Étant donné que le demandeur est la partie perdante, il doit supporter la taxe d’opposition ainsi que les frais exposés par l’opposant au cours de la présente procédure.
Conformément à l’article 109, paragraphes 1 et 7, du RMUE et à l’article 18, paragraphe 1, sous c) i), du RRMUE, les frais à payer à l’opposant sont la taxe d’opposition et les frais de représentation, qui sont fixés sur la base du taux maximal y prévu.
La division d’opposition
Kieran HENEGHAN Anna BAKALARZ Ivan PRANDZHEV
Conformément à l’article 67 du RMUE, toute partie à laquelle la présente décision fait grief a le droit de former un recours contre celle-ci.

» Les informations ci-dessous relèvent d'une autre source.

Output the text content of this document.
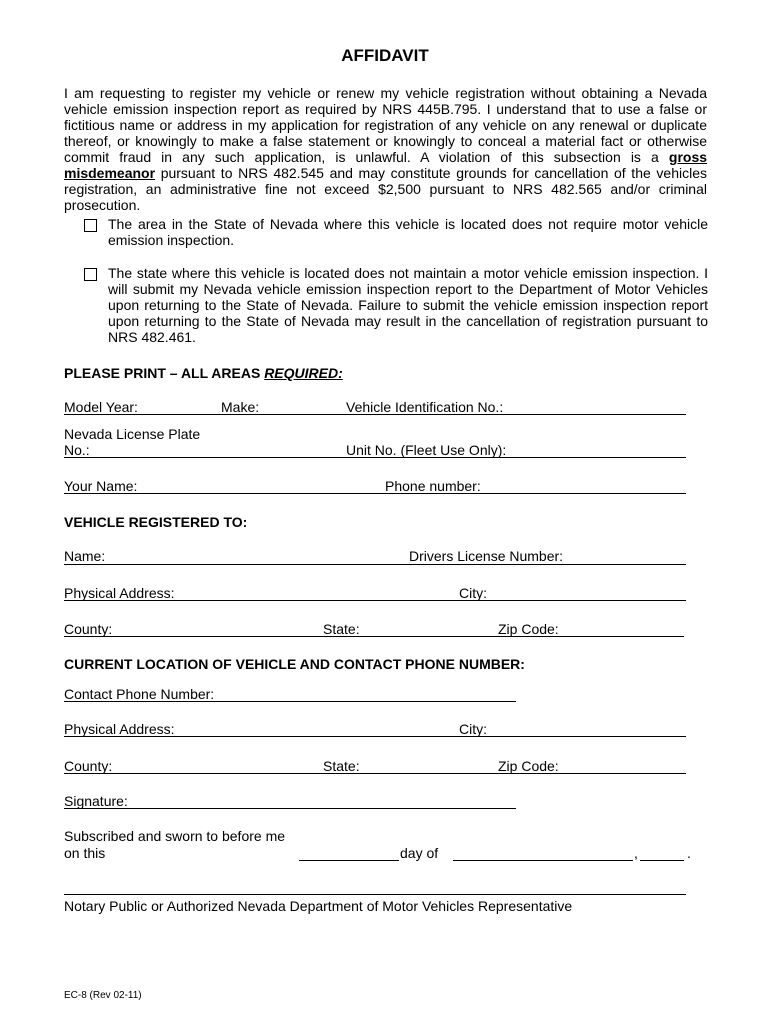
AFFIDAVIT
I am requesting to register my vehicle or renew my vehicle registration without obtaining a Nevada vehicle emission inspection report as required by NRS 445B.795. I understand that to use a false or fictitious name or address in my application for registration of any vehicle on any renewal or duplicate thereof, or knowingly to make a false statement or knowingly to conceal a material fact or otherwise commit fraud in any such application, is unlawful. A violation of this subsection is a gross misdemeanor pursuant to NRS 482.545 and may constitute grounds for cancellation of the vehicles registration, an administrative fine not exceed $2,500 pursuant to NRS 482.565 and/or criminal prosecution.
The area in the State of Nevada where this vehicle is located does not require motor vehicle emission inspection.
The state where this vehicle is located does not maintain a motor vehicle emission inspection. I will submit my Nevada vehicle emission inspection report to the Department of Motor Vehicles upon returning to the State of Nevada. Failure to submit the vehicle emission inspection report upon returning to the State of Nevada may result in the cancellation of registration pursuant to NRS 482.461.
PLEASE PRINT – ALL AREAS REQUIRED:
Model Year:	Make:	Vehicle Identification No.:
Nevada License Plate
No.:	Unit No. (Fleet Use Only):
Your Name:	Phone number:
VEHICLE REGISTERED TO:
Name:	Drivers License Number:
Physical Address:	City:
County:	State:	Zip Code:
CURRENT LOCATION OF VEHICLE AND CONTACT PHONE NUMBER:
Contact Phone Number:
Physical Address:	City:
County:	State:	Zip Code:
Signature:
Subscribed and sworn to before me
on this	day of	,	.
Notary Public or Authorized Nevada Department of Motor Vehicles Representative
EC-8 (Rev 02-11)
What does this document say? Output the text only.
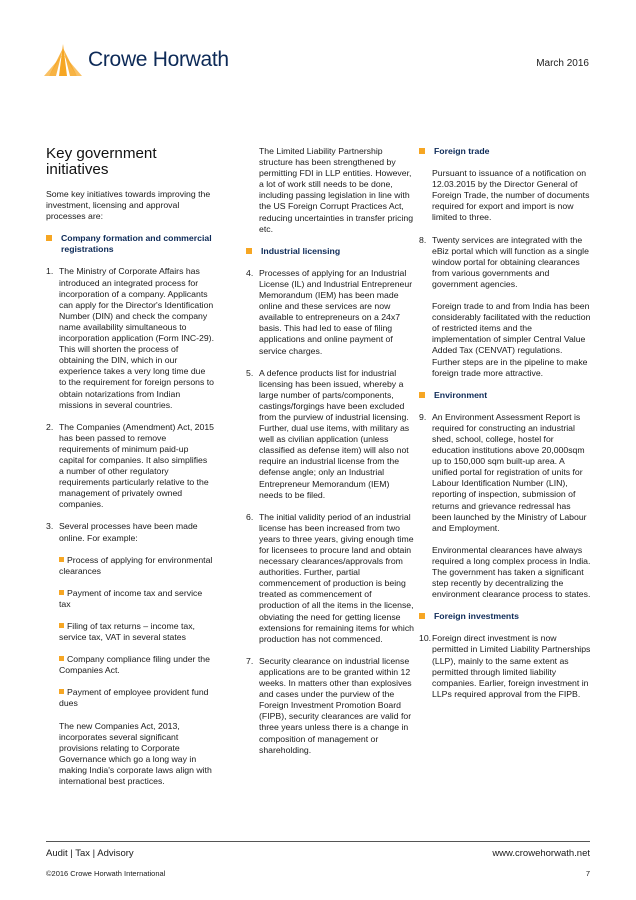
Crowe Horwath	March 2016
Key government initiatives

Some key initiatives towards improving the investment, licensing and approval processes are:

Company formation and commercial registrations
1. The Ministry of Corporate Affairs has introduced an integrated process for incorporation of a company. Applicants can apply for the Director's Identification Number (DIN) and check the company name availability simultaneous to incorporation application (Form INC-29). This will shorten the process of obtaining the DIN, which in our experience takes a very long time due to the requirement for foreign persons to obtain notarizations from Indian missions in several countries.
2. The Companies (Amendment) Act, 2015 has been passed to remove requirements of minimum paid-up capital for companies. It also simplifies a number of other regulatory requirements particularly relative to the management of privately owned companies.
3. Several processes have been made online. For example:
Process of applying for environmental clearances
Payment of income tax and service tax
Filing of tax returns – income tax, service tax, VAT in several states
Company compliance filing under the Companies Act.
Payment of employee provident fund dues

The new Companies Act, 2013, incorporates several significant provisions relating to Corporate Governance which go a long way in making India's corporate laws align with international best practices.

The Limited Liability Partnership structure has been strengthened by permitting FDI in LLP entities. However, a lot of work still needs to be done, including passing legislation in line with the US Foreign Corrupt Practices Act, reducing uncertainties in transfer pricing etc.

Industrial licensing
4. Processes of applying for an Industrial License (IL) and Industrial Entrepreneur Memorandum (IEM) has been made online and these services are now available to entrepreneurs on a 24x7 basis. This had led to ease of filing applications and online payment of service charges.
5. A defence products list for industrial licensing has been issued, whereby a large number of parts/components, castings/forgings have been excluded from the purview of industrial licensing. Further, dual use items, with military as well as civilian application (unless classified as defense item) will also not require an industrial license from the defense angle; only an Industrial Entrepreneur Memorandum (IEM) needs to be filed.
6. The initial validity period of an industrial license has been increased from two years to three years, giving enough time for licensees to procure land and obtain necessary clearances/approvals from authorities. Further, partial commencement of production is being treated as commencement of production of all the items in the license, obviating the need for getting license extensions for remaining items for which production has not commenced.
7. Security clearance on industrial license applications are to be granted within 12 weeks. In matters other than explosives and cases under the purview of the Foreign Investment Promotion Board (FIPB), security clearances are valid for three years unless there is a change in composition of management or shareholding.
Foreign trade

Pursuant to issuance of a notification on 12.03.2015 by the Director General of Foreign Trade, the number of documents required for export and import is now limited to three.

8. Twenty services are integrated with the eBiz portal which will function as a single window portal for obtaining clearances from various governments and government agencies.

Foreign trade to and from India has been considerably facilitated with the reduction of restricted items and the implementation of simpler Central Value Added Tax (CENVAT) regulations. Further steps are in the pipeline to make foreign trade more attractive.

Environment
9. An Environment Assessment Report is required for constructing an industrial shed, school, college, hostel for education institutions above 20,000sqm up to 150,000 sqm built-up area. A unified portal for registration of units for Labour Identification Number (LIN), reporting of inspection, submission of returns and grievance redressal has been launched by the Ministry of Labour and Employment.

Environmental clearances have always required a long complex process in India. The government has taken a significant step recently by decentralizing the environment clearance process to states.

Foreign investments
10. Foreign direct investment is now permitted in Limited Liability Partnerships (LLP), mainly to the same extent as permitted through limited liability companies. Earlier, foreign investment in LLPs required approval from the FIPB.
Audit | Tax | Advisory	www.crowehorwath.net
©2016 Crowe Horwath International	7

Conformément à l’article 68 du RMUE, l’acte de recours doit être déposé par écrit auprès de l’Office dans un délai de deux mois à compter de la date de notification de la présente décision. Il doit être déposé dans la langue de la procédure dans laquelle la décision faisant l’objet du recours a été rendue. En outre, un mémoire exposant les motifs du recours doit être déposé dans un délai de quatre mois à compter de la même date. L’acte de recours n’est réputé déposé qu’après paiement de la taxe de recours de 720 EUR.